Murió en una habitación del piso bajo, en
una sólida cama de nogal, con cortinas, con la cabeza apoyada en una
almohada amarilla, empalidecida por el paso del tiempo y la falta de sol.
V
El negro recibió en la puerta principal a
las primeras señoras que llegaron a la casa, las dejó entrar curioseándolo
todo y hablando en voz baja, y desapareció. Atravesó la casa, salió por la
puerta trasera y no se volvió a ver más. Las dos primas de la señorita
Emilia llegaron inmediatamente, dispusieron el funeral para el día
siguiente, y allá fue la ciudad entera a contemplar a la señorita Emilia
yaciendo bajo montones de flores, y con el retrato a lápiz de su padre
colocado sobre el ataúd, acompañada por las dos damas sibilantes y
macabras. En el balcón estaban los hombres, y algunos de ellos, los más
viejos, vestidos con su cepillado uniforme de confederados; hablaban de
ella como si hubiera sido contemporánea suya, como si la hubieran cortejado
y hubieran bailado con ella, confundiendo el tiempo en su matemática progresión,
como suelen hacerlo las personas ancianas, para quienes el pasado no es un
camino que se aleja, sino una vasta pradera a la que el invierno no hace
variar, y separado de los tiempos actuales por la estrecha unión de los
últimos diez años.
Sabíamos ya todos que en el piso superior
había una habitación que nadie había visto en los últimos cuarenta años y
cuya puerta tenía que ser forzada. No obstante esperaron, para abrirla, a
que la señorita Emilia descansara en su tumba.

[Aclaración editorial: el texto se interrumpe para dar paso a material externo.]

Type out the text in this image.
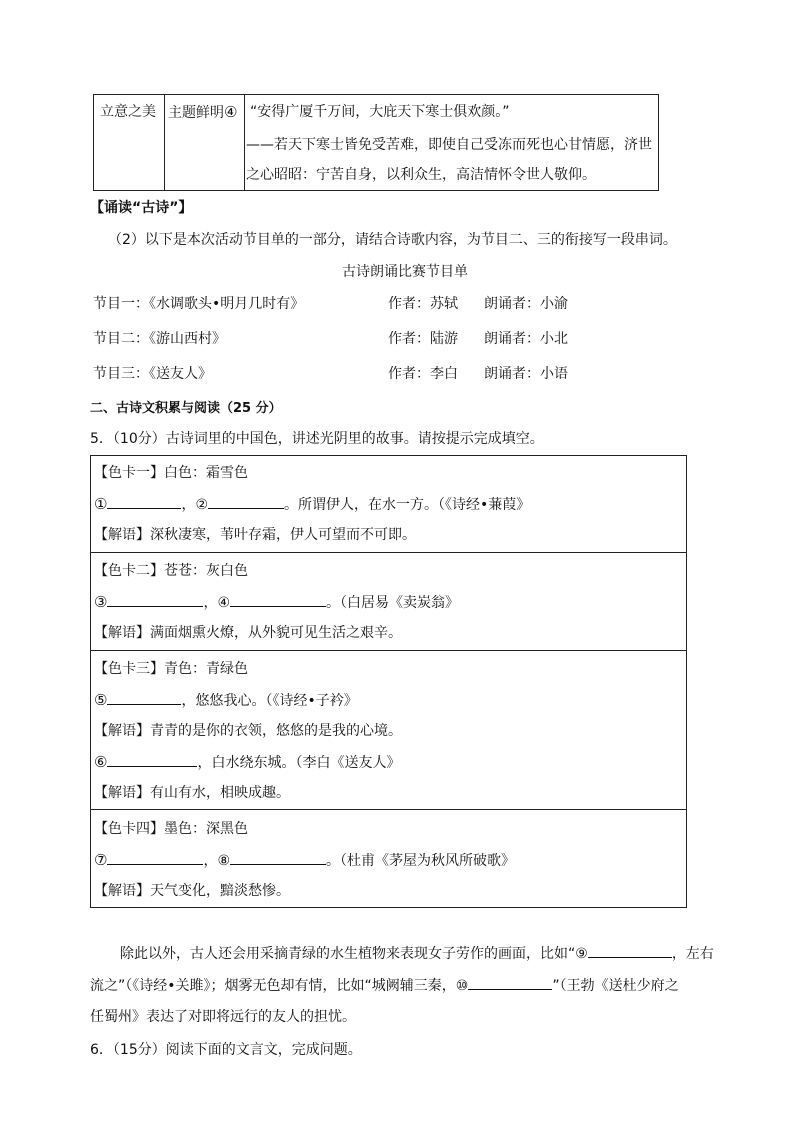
立意之美 主题鲜明④ “安得广厦千万间，大庇天下寒士俱欢颜。”
——若天下寒士皆免受苦难，即使自己受冻而死也心甘情愿，济世
之心昭昭：宁苦自身，以利众生，高洁情怀令世人敬仰。
【诵读“古诗”】
（2）以下是本次活动节目单的一部分，请结合诗歌内容，为节目二、三的衔接写一段串词。
古诗朗诵比赛节目单
节目一：《水调歌头•明月几时有》	作者：苏轼 朗诵者：小渝
节目二：《游山西村》	作者：陆游 朗诵者：小北
节目三：《送友人》	作者：李白 朗诵者：小语
二、古诗文积累与阅读（25 分）
5．（10分）古诗词里的中国色，讲述光阴里的故事。请按提示完成填空。
【色卡一】白色：霜雪色
①	，②	。所谓伊人，在水一方。（《诗经•蒹葭》
【解语】深秋凄寒，苇叶存霜，伊人可望而不可即。
【色卡二】苍苍：灰白色
③	，④	。（白居易《卖炭翁》
【解语】满面烟熏火燎，从外貌可见生活之艰辛。
【色卡三】青色：青绿色
⑤	，悠悠我心。（《诗经•子衿》
【解语】青青的是你的衣领，悠悠的是我的心境。
⑥	，白水绕东城。（李白《送友人》
【解语】有山有水，相映成趣。
【色卡四】墨色：深黑色
⑦	，⑧	。（杜甫《茅屋为秋风所破歌》
【解语】天气变化，黯淡愁惨。
除此以外，古人还会用采摘青绿的水生植物来表现女子劳作的画面，比如“⑨	，左右
流之”（《诗经•关雎》；烟雾无色却有情，比如“城阙辅三秦，⑩	”（王勃《送杜少府之
任蜀州》表达了对即将远行的友人的担忧。
6．（15分）阅读下面的文言文，完成问题。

Al echar abajo la puerta, la habitación
se llenó de una gran cantidad de polvo, que pareció invadirlo todo. En esta
habitación, preparada y adornada como para una boda, por doquiera parecía
sentirse como una tenue y acre atmósfera de tumba: sobre las cortinas, de
un marchito color de rosa; sobre las pantallas, también rosadas, situadas
sobre la mesa-tocador; sobre la araña de cristal; sobre los objetos de
tocador para hombre, en plata tan oxidada que apenas se distinguía el
monograma con que estaban marcados. Entre estos objetos aparecía un cuello
y una corbata, como si se hubieran acabado de quitar y así, abandonados
sobre el tocador, resplandecían con una pálida blancura en medio del polvo
que lo llenaba todo. En una silla estaba un traje de hombre, cuidadosamente
doblado; al pie de la silla, los calcetines y los zapatos.
El hombre yacía en la cama..
Por un largo tiempo nos detuvimos a la
puerta, mirando asombrados aquella apariencia misteriosa y descarnada. El
cuerpo había quedado en la actitud de abrazar; pero ahora el largo sueño
que dura más que el amor, que vence al gesto del amor, lo había aniquilado.

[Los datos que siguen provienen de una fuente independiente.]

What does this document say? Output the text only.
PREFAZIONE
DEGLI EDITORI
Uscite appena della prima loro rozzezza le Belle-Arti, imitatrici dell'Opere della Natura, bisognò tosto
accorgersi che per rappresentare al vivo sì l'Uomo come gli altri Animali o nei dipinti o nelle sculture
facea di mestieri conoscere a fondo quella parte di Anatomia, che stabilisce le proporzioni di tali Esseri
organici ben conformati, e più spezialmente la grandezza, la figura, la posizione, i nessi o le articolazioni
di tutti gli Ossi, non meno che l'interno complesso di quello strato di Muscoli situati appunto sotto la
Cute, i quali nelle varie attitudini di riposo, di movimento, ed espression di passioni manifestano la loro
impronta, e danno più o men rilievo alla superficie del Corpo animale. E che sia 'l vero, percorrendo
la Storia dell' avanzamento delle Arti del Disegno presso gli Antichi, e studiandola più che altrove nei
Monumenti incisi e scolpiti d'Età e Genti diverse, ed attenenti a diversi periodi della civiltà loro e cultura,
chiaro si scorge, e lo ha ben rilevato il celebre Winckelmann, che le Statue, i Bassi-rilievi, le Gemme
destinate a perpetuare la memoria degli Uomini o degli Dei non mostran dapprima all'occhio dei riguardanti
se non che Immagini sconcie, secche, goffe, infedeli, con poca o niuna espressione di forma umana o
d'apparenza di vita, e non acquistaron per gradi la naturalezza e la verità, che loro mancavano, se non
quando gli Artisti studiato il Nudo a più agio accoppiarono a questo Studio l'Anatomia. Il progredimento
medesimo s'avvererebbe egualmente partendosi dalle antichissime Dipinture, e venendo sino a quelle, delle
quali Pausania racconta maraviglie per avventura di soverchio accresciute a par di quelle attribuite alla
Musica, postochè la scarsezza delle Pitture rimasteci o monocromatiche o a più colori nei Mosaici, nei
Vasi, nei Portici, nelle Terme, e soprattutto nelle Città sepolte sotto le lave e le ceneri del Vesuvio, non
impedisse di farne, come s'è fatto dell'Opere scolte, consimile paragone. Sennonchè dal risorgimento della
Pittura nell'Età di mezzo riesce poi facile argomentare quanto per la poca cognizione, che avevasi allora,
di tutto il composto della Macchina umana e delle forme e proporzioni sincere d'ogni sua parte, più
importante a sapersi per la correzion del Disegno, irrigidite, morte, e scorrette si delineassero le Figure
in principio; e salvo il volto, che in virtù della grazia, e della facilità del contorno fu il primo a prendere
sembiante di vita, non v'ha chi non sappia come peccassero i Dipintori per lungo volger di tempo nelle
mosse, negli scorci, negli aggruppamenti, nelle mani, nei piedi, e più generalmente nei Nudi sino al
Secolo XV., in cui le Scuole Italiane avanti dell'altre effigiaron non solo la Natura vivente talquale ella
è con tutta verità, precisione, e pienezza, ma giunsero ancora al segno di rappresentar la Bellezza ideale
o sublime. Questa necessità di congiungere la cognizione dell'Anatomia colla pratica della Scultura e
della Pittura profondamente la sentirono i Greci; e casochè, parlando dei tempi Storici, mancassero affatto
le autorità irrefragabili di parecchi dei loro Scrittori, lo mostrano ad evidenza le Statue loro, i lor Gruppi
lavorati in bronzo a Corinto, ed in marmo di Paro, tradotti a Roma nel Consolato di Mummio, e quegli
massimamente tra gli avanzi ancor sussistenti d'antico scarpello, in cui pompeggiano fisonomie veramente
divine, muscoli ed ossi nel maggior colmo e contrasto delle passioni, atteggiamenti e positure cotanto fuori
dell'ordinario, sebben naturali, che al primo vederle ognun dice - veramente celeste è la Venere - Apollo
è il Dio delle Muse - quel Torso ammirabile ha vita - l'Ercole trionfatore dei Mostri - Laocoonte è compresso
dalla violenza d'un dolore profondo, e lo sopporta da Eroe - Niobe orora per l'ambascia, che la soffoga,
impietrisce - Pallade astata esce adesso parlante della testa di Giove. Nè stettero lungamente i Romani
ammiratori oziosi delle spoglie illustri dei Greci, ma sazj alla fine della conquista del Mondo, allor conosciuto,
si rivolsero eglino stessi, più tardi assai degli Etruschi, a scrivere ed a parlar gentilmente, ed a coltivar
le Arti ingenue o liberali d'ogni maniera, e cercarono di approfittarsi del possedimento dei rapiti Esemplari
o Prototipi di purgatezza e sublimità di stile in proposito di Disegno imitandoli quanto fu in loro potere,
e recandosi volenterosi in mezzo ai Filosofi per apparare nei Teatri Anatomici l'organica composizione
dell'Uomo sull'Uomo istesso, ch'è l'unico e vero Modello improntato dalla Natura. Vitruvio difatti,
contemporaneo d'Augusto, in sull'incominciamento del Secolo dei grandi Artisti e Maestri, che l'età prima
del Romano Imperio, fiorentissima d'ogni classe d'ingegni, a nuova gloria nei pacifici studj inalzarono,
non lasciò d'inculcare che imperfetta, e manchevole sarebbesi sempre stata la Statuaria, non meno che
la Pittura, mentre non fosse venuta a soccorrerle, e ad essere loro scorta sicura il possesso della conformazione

Lo que quedaba de él, pudriéndose bajo lo que había sido camisa de dormir,
se había convertido en algo inseparable de la cama en que yacía. Sobre él,
y sobre la almohada que estaba a su lado, se extendía la misma capa de
denso y tenaz polvo.
Entonces nos dimos cuenta de que aquella
segunda almohada ofrecía la depresión dejada por otra cabeza. Uno de los
que allí estábamos levantó algo que había sobre ella e inclinándonos hacia
delante, mientras se metía en nuestras narices aquel débil e invisible
polvo seco y acre, vimos una larga hebra de cabello gris.